9NEWS: Do you believe people will like the uphill part of it?
I think most people find that they like it. Depending on where you’re going and how fast you want to go, expect between 30 minutes to two hours of hiking. It’s a good way to get exercise, it’s a little meditative. Kind of like going for a hike in the winter, except you get to ski down some sweet powder at the end.
9NEWS: What is check-in like without lift tickets?
If you have all your own gear, you can just check in outside. Because of the pandemic, we’ve put in a contactless check-in system. If you’re renting gear or have a lesson, then you would come inside and check in. Before you leave, you must also check out for safety reasons.
9NEWS: What kind of gear do you rent?
Everything. Full avalanche safety gear. Skis and split boards.
9NEWS: Is there avalanche terrain on the property?
Yes, there is some steep stuff on the in-bounds part. We manage that to the same standard that any ski resort in Colorado will use to manage their terrain. You’re never completely safe in any ski resort, but avalanche accidents are very rare, and we try to keep it to that same standard. We hire professional ski patrol to do that.
9NEWS: With backcountry in your name, I imagine avalanche safety gear is required?

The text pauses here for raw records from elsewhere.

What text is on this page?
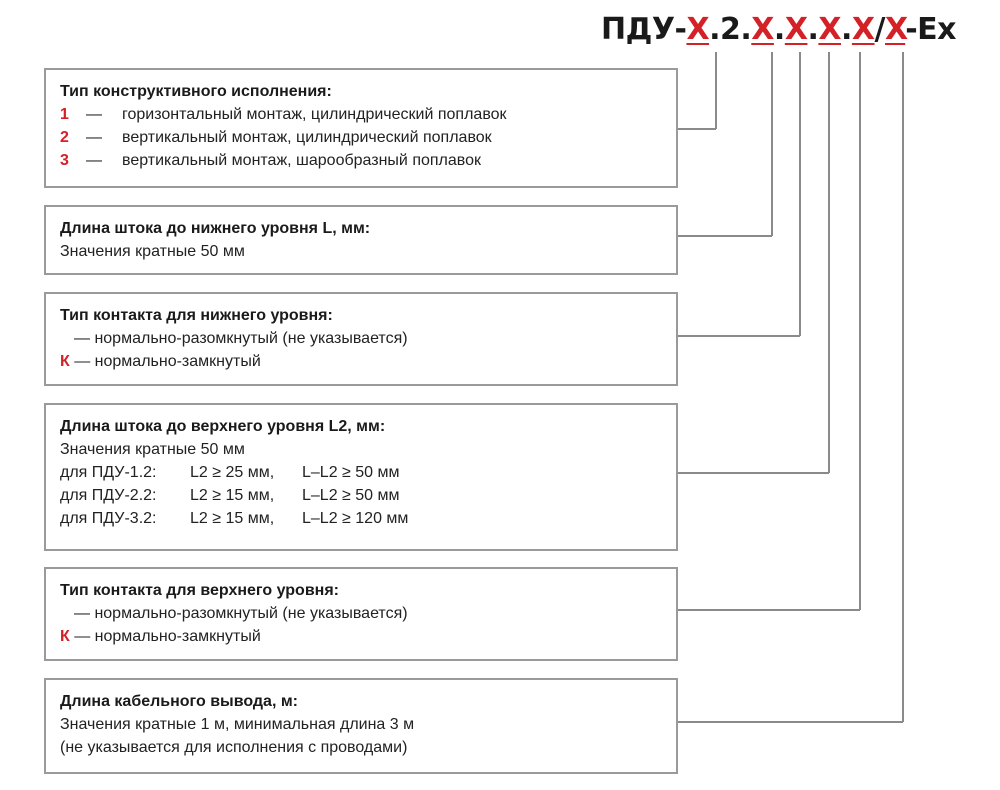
ПДУ-X.2.X.X.X.X/X-Ex
Тип конструктивного исполнения:
1 — горизонтальный монтаж, цилиндрический поплавок
2 — вертикальный монтаж, цилиндрический поплавок
3 — вертикальный монтаж, шарообразный поплавок
Длина штока до нижнего уровня L, мм:
Значения кратные 50 мм
Тип контакта для нижнего уровня:
— нормально-разомкнутый (не указывается)
К — нормально-замкнутый
Длина штока до верхнего уровня L2, мм:
Значения кратные 50 мм
для ПДУ-1.2: L2 ≥ 25 мм, L–L2 ≥ 50 мм
для ПДУ-2.2: L2 ≥ 15 мм, L–L2 ≥ 50 мм
для ПДУ-3.2: L2 ≥ 15 мм, L–L2 ≥ 120 мм
Тип контакта для верхнего уровня:
— нормально-разомкнутый (не указывается)
К — нормально-замкнутый
Длина кабельного вывода, м:
Значения кратные 1 м, минимальная длина 3 м
(не указывается для исполнения с проводами)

Yes, we check everyone for a beacon, shovel and probe. If you don’t have them, you can rent them from us. Primarily we are trying to get people to develop good habits in learning backcountry skiing.
9NEWS: Then do you offer any kind of avalanche training?
So, we’ve kind of designed an intro to backcountry skiing curriculum for beginners. You should learn how your skins and your skis work before you take the avalanche class, not during. Then we have our backcountry level 2 and 3 class as well that get into avalanche safety. That will lead right into the official AIARE avalanche classes that we will have available onsite.
9NEWS: Sounds like it could still be intimidating for a beginner?
A big part of our culture at Bluebird is to be incredibly welcoming. Every question is a good question, and we don’t want anyone to be intimidated. We take pride in being really welcoming whether they’ve tried it or not.
9NEWS: Is Bluebird just for learning?
The analogy I use is climbing gyms. People usually learn how to climb at an indoor center. Then once they learn and get comfortable, they may stay in the gym sometimes but start climbing outside sometimes as well. While other people will become strictly outside climbers. So, we are totally happy if people want to learn to backcountry ski here at Bluebird and then move into the true backcountry. Or we are happy if they stay forever.
9NEWS: When do you open?
We are planning to open in late December around Christmas. We’ll be open five days a week, Thursday through Monday, from late December through late March.
9NEWS: Is there lodging?
There are hotels in Steamboat and Kremmling. Free camping in the nearby National Forest, or you could camp with us.
9NEWS: You offer camping?
It’s super basic, but yes camping is allowed in our parking lot. It’s $25 a night per vehicle. We’ll have Porta Potties there overnight but not a lot of other facilities. It’s mainly just to create that kind of community vibe and soul that we’re building towards.